The discussion section of the paper highlights the limitations and challenges faced by existing studies employing the K-Means clustering method in medical data analysis, particularly for disease classification tasks such as breast cancer and heart disease. Many studies utilize Euclidean distance as the default metric, leading to varying accuracy levels, with some approaches reporting results that raise concerns about experimental validity and reproducibility. For instance, while a weighted initialization technique achieved 96.2% accuracy, it still fell short of the standard K-Means performance of 69.1%. Other studies attempted to enhance K-Means by integrating it with supervised models or employing mixed distance metrics, but often failed to address critical issues such as class imbalance, which is prevalent in medical datasets. The paper emphasizes that despite innovative approaches, many methods did not consistently outperform standard K-Means, indicating a need for more robust and interpretable clustering techniques.

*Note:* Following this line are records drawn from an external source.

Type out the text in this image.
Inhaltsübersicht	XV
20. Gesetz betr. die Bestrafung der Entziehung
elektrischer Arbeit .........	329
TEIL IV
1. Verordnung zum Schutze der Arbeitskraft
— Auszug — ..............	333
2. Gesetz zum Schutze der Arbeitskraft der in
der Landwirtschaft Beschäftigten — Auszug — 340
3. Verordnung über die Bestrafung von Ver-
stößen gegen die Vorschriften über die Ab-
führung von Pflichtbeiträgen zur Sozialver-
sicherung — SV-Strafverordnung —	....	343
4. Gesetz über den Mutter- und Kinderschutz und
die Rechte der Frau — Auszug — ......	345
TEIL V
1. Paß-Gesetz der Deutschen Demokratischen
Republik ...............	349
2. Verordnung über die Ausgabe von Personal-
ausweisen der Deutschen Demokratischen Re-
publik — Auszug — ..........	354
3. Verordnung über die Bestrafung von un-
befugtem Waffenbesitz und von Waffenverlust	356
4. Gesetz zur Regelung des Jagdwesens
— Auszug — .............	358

Furthermore, the paper discusses the application of advanced clustering methods, including deep learning approaches like Deep Embedded Clustering (DEC) and hybrid models that combine multiple algorithms. These methods aim to improve clustering performance while maintaining interpretability, particularly in healthcare applications where accurate disease classification is crucial. The authors also address the importance of preprocessing steps, such as the Synthetic Minority Over-sampling Technique (SMOTE) for balancing class distributions, and feature selection methods like the Chi-squared test to enhance model performance. Overall, the discussion underscores the necessity for methodological advancements in K-Means clustering to improve accuracy and interpretability in medical data analysis, while also highlighting the potential of hybrid and deep learning approaches to address existing limitations.

Limitations

The proposed K Means method for clustering medical datasets shows notable enhancements in accuracy and homogeneity; however, it operates under specific assumptions and faces inherent limitations. Firstly, it presupposes that the true number of clusters, denoted as $k$, is known—this is critical for the method’s application in distinguishing classes such as benign versus malignant in breast cancer data or presence versus absence in heart disease datasets. Secondly, the method assumes that medical data can be effectively grouped, relying on the premise that clusters are compact and separable within the feature space. While this assumption holds for many datasets, it may not be valid in cases where natural groupings exhibit significant irregularity, potentially undermining the method’s effectiveness.